Il convient cependant de nuancer cette affirmation. A partir de 2002 et ce sans discontinuité, le gouvernement AKP est au pouvoir. Il entreprendra un développement économique et social spectaculaire de la Turquie. Il serait intéressant d’analyser les politiques menées lors de cette période, notamment sur le plan économique, où le PIB est multiplié par trois, jusqu’au revenu par habitant. Cela montre qu’en période de stabilité gouvernementale et à l’abri des coups d’Etats, un développement réel est possible de même que la redistribution des richesses qui l’accompagne.

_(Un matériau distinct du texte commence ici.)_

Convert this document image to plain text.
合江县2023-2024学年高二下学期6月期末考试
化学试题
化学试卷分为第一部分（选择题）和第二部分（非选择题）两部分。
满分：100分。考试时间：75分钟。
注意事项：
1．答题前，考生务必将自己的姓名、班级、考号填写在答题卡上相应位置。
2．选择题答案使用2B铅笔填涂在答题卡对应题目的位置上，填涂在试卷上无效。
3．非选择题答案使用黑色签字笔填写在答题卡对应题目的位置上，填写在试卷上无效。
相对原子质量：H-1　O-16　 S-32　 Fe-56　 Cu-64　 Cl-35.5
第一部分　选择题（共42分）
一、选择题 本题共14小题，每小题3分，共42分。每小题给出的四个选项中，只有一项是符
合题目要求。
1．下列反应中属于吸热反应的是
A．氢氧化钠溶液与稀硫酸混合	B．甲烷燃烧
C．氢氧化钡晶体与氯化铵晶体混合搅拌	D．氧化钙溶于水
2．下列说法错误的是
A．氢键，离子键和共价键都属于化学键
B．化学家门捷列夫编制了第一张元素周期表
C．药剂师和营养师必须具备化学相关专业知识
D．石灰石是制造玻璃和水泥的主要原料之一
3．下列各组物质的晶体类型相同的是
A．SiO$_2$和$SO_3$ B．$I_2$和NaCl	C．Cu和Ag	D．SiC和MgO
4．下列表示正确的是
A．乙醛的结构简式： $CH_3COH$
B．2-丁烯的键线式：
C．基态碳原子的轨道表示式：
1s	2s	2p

  • Le régime Présidentiel en Turquie.

Aujourd’hui, la typologie des régimes politiques permet de les classer en fonction de leur capacité à réaliser la séparation des pouvoirs, de manière à ce que le « pouvoir puisse arrêter le pouvoir » selon l’expression de Montesquieu. Ce qui nous intéresse ici, c’est la séparation des pouvoirs organisée par le régime parlementaire et le régime présidentiel.

Contrairement aux idées reçues, le régime parlementaire se réclame d’une séparation souple des pouvoirs où pouvoir législatif et pouvoir exécutif collaborent ensemble et se tiennent mutuellement en respect par des procédures de mise en cause, tandis que le régime présidentiel pousse à l’extrême la séparation des pouvoirs.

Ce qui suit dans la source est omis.